Pie charts are among the most popular and widely used visual representation tools in the data analysis world. They’re simple, intuitive, and can instantly communicate a message about the proportionate distribution of data. However, like any tool, when used improperly, they can distort information, leading to misguided conclusions and decisions. To ensure clarity and accurate representation, here are some essential dos and don’ts when analyzing data with a pie chart.
Do: Use Pie Charts for Proportional Data
Pie charts excel at showing parts of a whole. When you have categorical data where you want to depict how different categories contribute to the total, a pie chart can be highly effective. For instance, if you want to display the market share of different companies in an industry or the distribution of respondents in a survey based on age groups, pie charts can paint a clear picture.
Don’t: Use Them for Comparing Individual Values
If your primary objective is to compare the size of individual categories, then a pie chart might not be the best choice. In such scenarios, a bar or column chart would be more effective. Why? Human eyes find it challenging to compare the size of angles or areas in a pie chart as opposed to the length of bars in a bar chart. The latter offers a more direct and accurate comparison between individual values.
Do: Limit the Number of Categories
To maintain clarity, it’s a good practice to keep the number of categories in a pie chart limited. Ideally, five to seven slices provide a balanced view without overwhelming the viewer. When there are too many slices, the chart becomes cluttered, making it difficult to distinguish between categories and understand their relative proportions.
Don’t: Use 3D Pie Charts Unnecessarily
The 3D pie charts may look fancy and can be tempting to use, especially in presentations where aesthetics are a priority. However, they often distort the proportion of slices, making them appear larger or smaller than they actually are. This distortion can lead to inaccurate interpretations of the data. Stick to 2D pie charts unless there’s a very specific reason to introduce a third dimension.
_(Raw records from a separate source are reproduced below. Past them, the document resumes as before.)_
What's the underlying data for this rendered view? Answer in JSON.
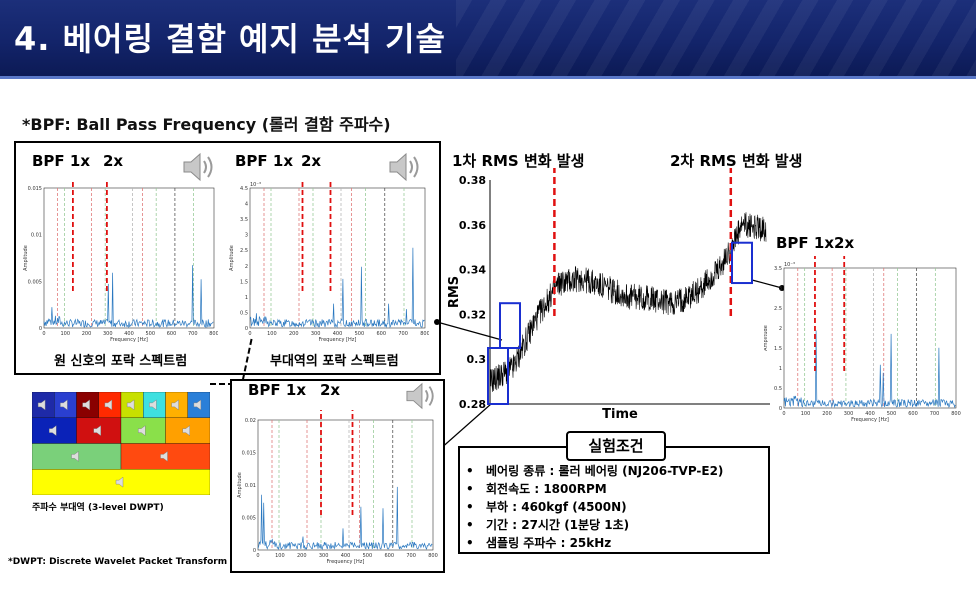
{
  "header": {
    "title": "4. 베어링 결함 예지 분석 기술"
  },
  "subtitle": "*BPF: Ball Pass Frequency (롤러 결함 주파수)",
  "panels": {
    "left": {
      "bpf_label": "BPF 1x",
      "x2_label": "2x",
      "caption": "원 신호의 포락 스펙트럼",
      "ylabel": "Amplitude",
      "xlabel": "Frequency [Hz]",
      "yticks": [
        "0",
        "0.005",
        "0.01",
        "0.015"
      ],
      "xticks": [
        "0",
        "100",
        "200",
        "300",
        "400",
        "500",
        "600",
        "700",
        "800"
      ]
    },
    "mid": {
      "bpf_label": "BPF 1x",
      "x2_label": "2x",
      "caption": "부대역의 포락 스펙트럼",
      "ylabel": "Amplitude",
      "xlabel": "Frequency [Hz]",
      "exponent": "10⁻³",
      "yticks": [
        "0",
        "0.5",
        "1",
        "1.5",
        "2",
        "2.5",
        "3",
        "3.5",
        "4",
        "4.5"
      ],
      "xticks": [
        "0",
        "100",
        "200",
        "300",
        "400",
        "500",
        "600",
        "700",
        "800"
      ]
    },
    "bottom": {
      "bpf_label": "BPF 1x",
      "x2_label": "2x",
      "ylabel": "Amplitude",
      "xlabel": "Frequency [Hz]",
      "yticks": [
        "0",
        "0.005",
        "0.01",
        "0.015",
        "0.02"
      ],
      "xticks": [
        "0",
        "100",
        "200",
        "300",
        "400",
        "500",
        "600",
        "700",
        "800"
      ]
    },
    "right": {
      "bpf_label": "BPF 1x2x",
      "ylabel": "Amplitude",
      "xlabel": "Frequency [Hz]",
      "exponent": "10⁻³",
      "yticks": [
        "0",
        "0.5",
        "1",
        "1.5",
        "2",
        "2.5",
        "3",
        "3.5"
      ],
      "xticks": [
        "0",
        "100",
        "200",
        "300",
        "400",
        "500",
        "600",
        "700",
        "800"
      ]
    }
  },
  "wavelet": {
    "caption": "주파수 부대역 (3-level DWPT)"
  },
  "footnote": "*DWPT: Discrete Wavelet Packet Transform",
  "rms_chart": {
    "event1": "1차 RMS 변화 발생",
    "event2": "2차 RMS 변화 발생",
    "ylabel": "RMS",
    "xlabel": "Time",
    "yticks": [
      "0.28",
      "0.3",
      "0.32",
      "0.34",
      "0.36",
      "0.38"
    ]
  },
  "conditions": {
    "title": "실험조건",
    "items": [
      "베어링 종류 : 롤러 베어링 (NJ206-TVP-E2)",
      "회전속도 : 1800RPM",
      "부하 : 460kgf (4500N)",
      "기간 : 27시간 (1분당 1초)",
      "샘플링 주파수 : 25kHz"
    ]
  },
  "chart_data": {
    "type": "line",
    "xlabel": "Time",
    "ylabel": "RMS",
    "ylim": [
      0.28,
      0.38
    ],
    "yticks": [
      0.28,
      0.3,
      0.32,
      0.34,
      0.36,
      0.38
    ],
    "annotations": [
      "1차 RMS 변화 발생",
      "2차 RMS 변화 발생"
    ],
    "trend": [
      0.29,
      0.296,
      0.318,
      0.334,
      0.336,
      0.332,
      0.328,
      0.327,
      0.325,
      0.33,
      0.34,
      0.36,
      0.358
    ]
  }
}
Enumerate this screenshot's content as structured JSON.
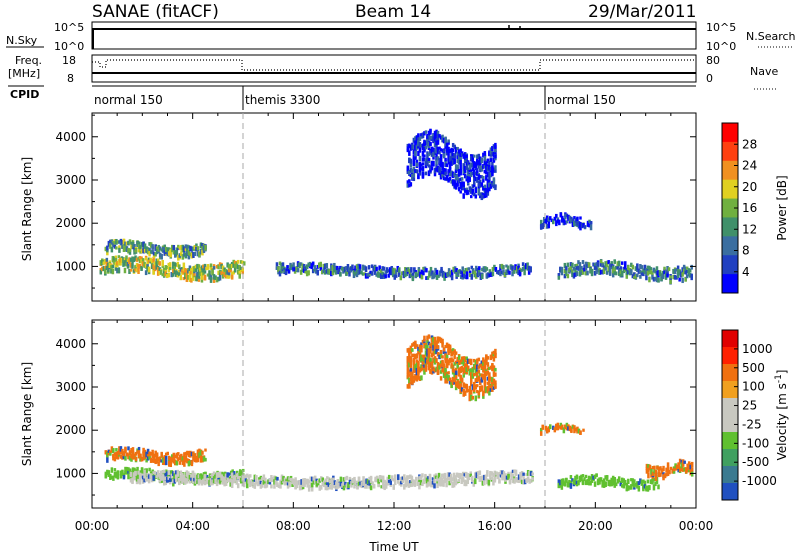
{
  "header": {
    "title": "SANAE (fitACF)",
    "beam": "Beam 14",
    "date": "29/Mar/2011"
  },
  "top_panels": {
    "nsky_label": "N.Sky",
    "nsky_ticks": [
      "10^5",
      "10^0"
    ],
    "nsearch_ticks": [
      "10^5",
      "10^0"
    ],
    "nsearch_label": "N.Search",
    "freq_label_1": "Freq.",
    "freq_label_2": "[MHz]",
    "freq_ticks": [
      "18",
      "8"
    ],
    "nave_ticks": [
      "80",
      "0"
    ],
    "nave_label": "Nave",
    "cpid_label": "CPID",
    "cpid_segments": [
      {
        "label": "normal 150",
        "start_hour": 0,
        "end_hour": 6
      },
      {
        "label": "themis 3300",
        "start_hour": 6,
        "end_hour": 18
      },
      {
        "label": "normal 150",
        "start_hour": 18,
        "end_hour": 24
      }
    ]
  },
  "chart_data": [
    {
      "type": "heatmap",
      "name": "power",
      "ylabel": "Slant Range [km]",
      "y_ticks": [
        "4000",
        "3000",
        "2000",
        "1000"
      ],
      "y_tick_values": [
        4000,
        3000,
        2000,
        1000
      ],
      "ylim": [
        200,
        4550
      ],
      "xlim": [
        0,
        24
      ],
      "colorbar_label": "Power [dB]",
      "colorbar_ticks": [
        "28",
        "24",
        "20",
        "16",
        "12",
        "8",
        "4"
      ],
      "colorbar_colors": [
        "#0000ff",
        "#2040c0",
        "#3a6ea0",
        "#40906a",
        "#70b040",
        "#e0d020",
        "#f09020",
        "#ff4010",
        "#ff0000"
      ],
      "scatter_bands": [
        {
          "x0": 0.3,
          "x1": 6.0,
          "center": 1000,
          "width": 350,
          "power_level": 0.6
        },
        {
          "x0": 0.5,
          "x1": 4.5,
          "center": 1450,
          "width": 250,
          "power_level": 0.45
        },
        {
          "x0": 7.3,
          "x1": 17.5,
          "center": 950,
          "width": 220,
          "power_level": 0.3
        },
        {
          "x0": 18.5,
          "x1": 23.8,
          "center": 950,
          "width": 300,
          "power_level": 0.35
        },
        {
          "x0": 17.8,
          "x1": 19.8,
          "center": 2100,
          "width": 200,
          "power_level": 0.15
        },
        {
          "x0": 12.5,
          "x1": 16.0,
          "center": 3400,
          "width": 1000,
          "power_level": 0.1
        }
      ]
    },
    {
      "type": "heatmap",
      "name": "velocity",
      "ylabel": "Slant Range [km]",
      "y_ticks": [
        "4000",
        "3000",
        "2000",
        "1000"
      ],
      "y_tick_values": [
        4000,
        3000,
        2000,
        1000
      ],
      "ylim": [
        200,
        4550
      ],
      "xlim": [
        0,
        24
      ],
      "xlabel": "Time UT",
      "x_ticks": [
        "00:00",
        "04:00",
        "08:00",
        "12:00",
        "16:00",
        "20:00",
        "00:00"
      ],
      "x_tick_values": [
        0,
        4,
        8,
        12,
        16,
        20,
        24
      ],
      "colorbar_label": "Velocity [m s",
      "colorbar_label_sup": "-1",
      "colorbar_label_end": "]",
      "colorbar_ticks": [
        "1000",
        "500",
        "100",
        "25",
        "-25",
        "-100",
        "-500",
        "-1000"
      ],
      "colorbar_colors": [
        "#2050c0",
        "#3a7a90",
        "#40a060",
        "#60c030",
        "#c8c8c0",
        "#c8c8c0",
        "#f0a020",
        "#f07010",
        "#ff2000",
        "#e00000"
      ],
      "scatter_bands": [
        {
          "x0": 0.5,
          "x1": 4.5,
          "center": 1450,
          "width": 250,
          "velocity_color": "#f07010"
        },
        {
          "x0": 0.5,
          "x1": 6.0,
          "center": 1000,
          "width": 200,
          "velocity_color": "#60c030"
        },
        {
          "x0": 1.5,
          "x1": 17.5,
          "center": 900,
          "width": 250,
          "velocity_color": "#c8c8c0"
        },
        {
          "x0": 18.5,
          "x1": 22.5,
          "center": 850,
          "width": 200,
          "velocity_color": "#60c030"
        },
        {
          "x0": 22.0,
          "x1": 23.8,
          "center": 1150,
          "width": 250,
          "velocity_color": "#f07010"
        },
        {
          "x0": 17.8,
          "x1": 19.5,
          "center": 2100,
          "width": 150,
          "velocity_color": "#f07010"
        },
        {
          "x0": 12.5,
          "x1": 16.0,
          "center": 3500,
          "width": 900,
          "velocity_color": "#f07010"
        }
      ]
    }
  ]
}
Do: Use a Consistent Color Scheme
Color plays a crucial role in pie charts. It helps differentiate between categories and can also be used to highlight specific sections of interest. When choosing colors, ensure there’s enough contrast between the slices. Also, it’s advisable to use a consistent color scheme, either based on category type or value. For instance, if you’re presenting quantitative data on global temperatures, warmer temperatures can be represented in varying shades of red, while cooler temperatures can be depicted in blues.
Don’t: Forget About the Legend
When using colors to represent different categories, it’s essential to include a legend that clearly indicates what each color stands for. While it might be tempting to label each slice directly, doing so can clutter the chart, especially if there are many categories. A well-placed legend makes the pie chart more readable and allows for a cleaner design.
Do: Emphasize Important Data Points
Sometimes, the objective of your pie chart is to emphasize a particular slice or category. You can do this by slightly exploding that slice (making it stand out from the pie) or using a bold or contrasting color. This helps draw the viewer’s attention to that particular data point, making the main message of the chart clear.
Don’t: Rely Solely on the Pie Chart
While pie charts are a powerful tool, they don’t always tell the complete story. Sometimes, you might need to complement them with other charts or textual data to give a fuller picture. For instance, a pie chart might show the proportion of sales from different regions, but a line chart can better show the sales trend over time.
Navigating the Charted Waters
In conclusion, while pie charts offer a visual feast that can simplify complex data, it’s imperative to use them judiciously. By following these dos and don’ts, you can create clear, effective, and accurate pie charts that communicate data insights effectively. Remember, the key is not just to make the data look good, but to ensure it tells the right story.